A huge step forward defensively
Frazier raking wasn’t a total surprise. But his work in the outfield corners? Wow. Before this year, it was hard to imagine Frazier playing average defense, let along good defense. He had some adventures in the outfield in recent seasons, to put things nicely. Yet, Clint was good enough to be a finalist for a Gold Glove in right field. Joey Gallo won the award (which was determined by stats this year, by the way), but it was a good showing for Frazier nonetheless.
I wrote about Frazier’s glovework back in September in order to understand what had changed from previous seasons. Go read that for the details, but the short of it is: Frazier got better jumps on fly balls this year by going on first instinct even if it wasn’t a perfectly direct route. Take a look:
His overall route fell to below average, but his reaction and burst more than made up for it. In past seasons, his route to the ball was actually decent, but his initial hesitancy held him back. Now, he’s just letting his athleticism take over. To me, it sounds like a much more confident player.
Overall, Frazier finished in the 82nd percentile in outs above average and 58th percentile in outfielder jump. He was also above average per DRS and UZR. Look, defensive metrics are a bit of a black box, but I think the eye test is a good confirmation of them in this instance. Not only did Frazier not make ugly mistakes defensively this season, but he also made some difficult plays as well.

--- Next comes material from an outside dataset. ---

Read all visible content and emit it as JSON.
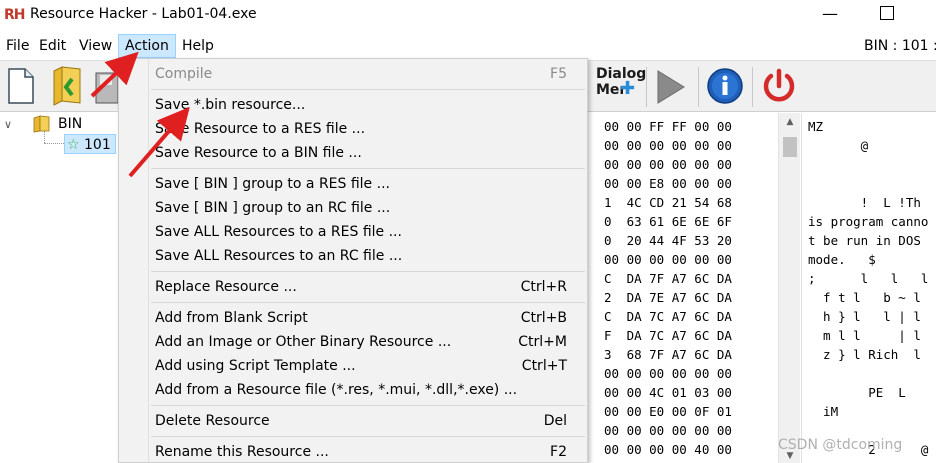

Clint’s earned the starting job in left field next season and a few more thereafter. But even though Frazier has played his way into next year’s lineup, it wouldn’t be an offseason without a trade rumor involving the outfielder. We’re sure to hear his name come up a few times this winter, whether it’s related to a potential Francisco Lindor swap or a deal for a starting pitcher.
There’s always a chance that Frazier gets dealt, particularly now that his trade value is probably at its highest, but I also hope that he’s here to stay. He made a ton of progress this year after a few difficult seasons. This was not a fun year for the Yankees in many different ways, but Clint was undoubtedly a bright spot.